When we bought our house, the exchange rate was 1.26 CHF/EUR. Not long after we bought the house, the Suisse franc began its plunge towards parity.

In CHF-terms, our house was suddenly worth 20% less. But there was never a reassessment of the debt ratio or a "margin call" made, as dodgyken describes. Further, there is no mention of a debt ratio at all -- this is a calculation done at the time of lending, not one that has to be maintained at all times.
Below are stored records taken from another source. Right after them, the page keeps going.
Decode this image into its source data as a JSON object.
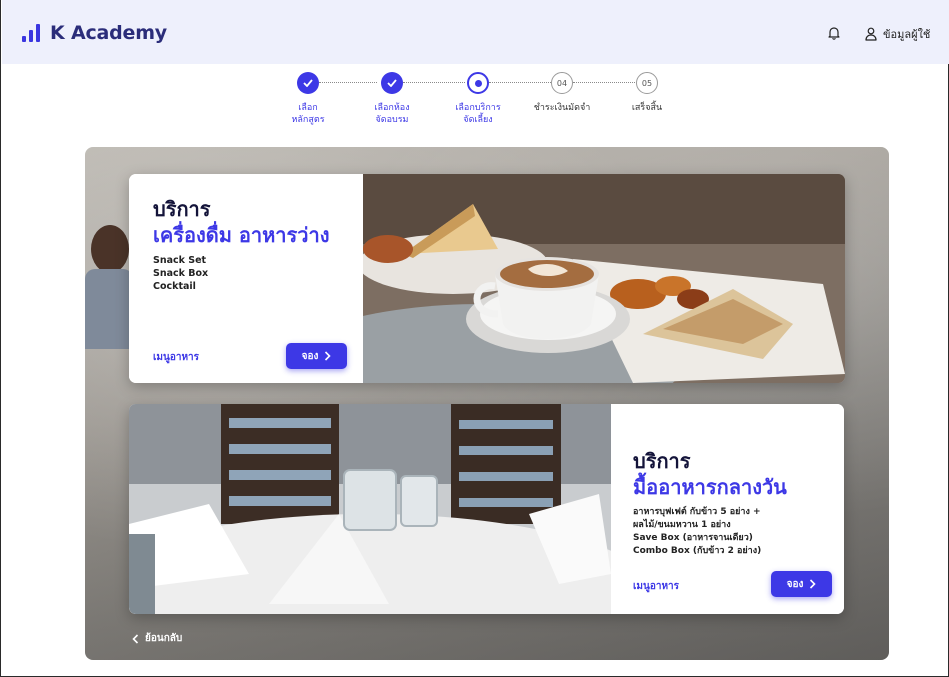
{
  "app": {
    "name": "K Academy"
  },
  "header": {
    "user_label": "ข้อมูลผู้ใช้"
  },
  "stepper": {
    "steps": [
      {
        "label_line1": "เลือก",
        "label_line2": "หลักสูตร",
        "state": "done",
        "number": ""
      },
      {
        "label_line1": "เลือกห้อง",
        "label_line2": "จัดอบรม",
        "state": "done",
        "number": ""
      },
      {
        "label_line1": "เลือกบริการ",
        "label_line2": "จัดเลี้ยง",
        "state": "current",
        "number": ""
      },
      {
        "label_line1": "ชำระเงินมัดจำ",
        "label_line2": "",
        "state": "todo",
        "number": "04"
      },
      {
        "label_line1": "เสร็จสิ้น",
        "label_line2": "",
        "state": "todo",
        "number": "05"
      }
    ]
  },
  "services": [
    {
      "title": "บริการ",
      "subtitle": "เครื่องดื่ม อาหารว่าง",
      "items": [
        "Snack Set",
        "Snack Box",
        "Cocktail"
      ],
      "menu_label": "เมนูอาหาร",
      "book_label": "จอง"
    },
    {
      "title": "บริการ",
      "subtitle": "มื้ออาหารกลางวัน",
      "items": [
        "อาหารบุฟเฟต์ กับข้าว 5 อย่าง +",
        "ผลไม้/ขนมหวาน 1 อย่าง",
        "Save Box (อาหารจานเดียว)",
        "Combo Box (กับข้าว 2 อย่าง)"
      ],
      "menu_label": "เมนูอาหาร",
      "book_label": "จอง"
    }
  ],
  "back_label": "ย้อนกลับ",
  "colors": {
    "accent": "#3d38e6",
    "header_bg": "#eef0fc",
    "logo_text": "#2b2d7a"
  },
  "icons": {
    "notification": "bell-icon",
    "user": "user-icon",
    "next": "chevron-right-icon",
    "back": "chevron-left-icon"
  }
}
There is no provision in our mortgage for the bank to come and claw anything back.
Something to ask bank before signing, but it sounds more like retail client with massive mortgage situation, rather than small-guy-with-secondary-apartment type.

I look on CHF mortgage in my case like this - if CHF would go up, it's not the best thing for mortgage (no increased costs, but no gains either), BUT - all my & fiancee's remaining earnings would go up, at least on global scale (which boils down to local somehow, eventually, even if just a bit). Those are of course much more than monthly down payments of secondary residence.

If CHF would go down, our net worth would suffer, but at least there is no additional hit in increased monthly payments compared to EURO mortgage.

For people in Geneva, strong CHF means real savings since so many things can be facilitated across the border, from which you are never more than few kms.

(there are nasty consequences of strong CHF in employment part, but since there is no real job security anyway, this part doesn't give me creeps).